Morning light on Baker

Shuksan sunrise
Finally warming up

Back at camp, champagne bottles were popped in celebration and Meghan was busy whipping up a New Year’s Day feast of turkey bacon and pancakes. I don’t remember what Mack and I ended up making for ourselves (if we made anything at all), but I do remember partaking in the pancakes and sharing both the pancakes and bacon with Cassie, who shot us puppy dog eyes whenever the servings were passed around. The North Cascades had blessed us with yet another perfect weather day. More and more people seeking sunshine and deep snow were making their way up by this point. The solitude of my midnight wandering just a few hours earlier felt like a distant memory, but in its place was a scene filled with families, friends, smiles, laughter, and warm and welcoming exclamations of “Happy New Year!” One by one people our group began to disassemble to pack up camp or begin a new adventure for the day.
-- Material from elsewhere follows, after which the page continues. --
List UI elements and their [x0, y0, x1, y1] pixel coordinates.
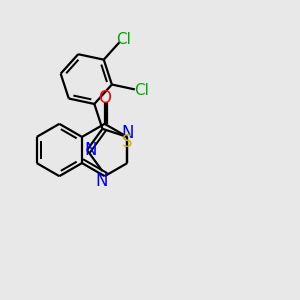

Our celebration together was coming to an end. Thankfully, in the midst of it all, we did manage to come together for our one and only group shot to mark the occasion.

Breakfast time

Cassie with Stacia and Jon
The crew

2017 was filled with a number of new, outside-the-comfort-zone outdoor experiences for both me and Mack. I’m glad we decided to close out the year and begin the new one with one of those experiences. We’re ready for all the adventures that await us for this new year and, after this trip, look forward sharing a few of them with new friends. I mean, when you meet people who find joy in freezing their asses off outside in the dead of winter, why wouldn’t you hold onto them? Thank you Amanda, Meghan, Matt, Stacia, Jon, Alissa, Justin, John, Allison, and Mitch for your adventurous spirits and welcoming presence. We couldn’t have asked for a more incredible New Year’s.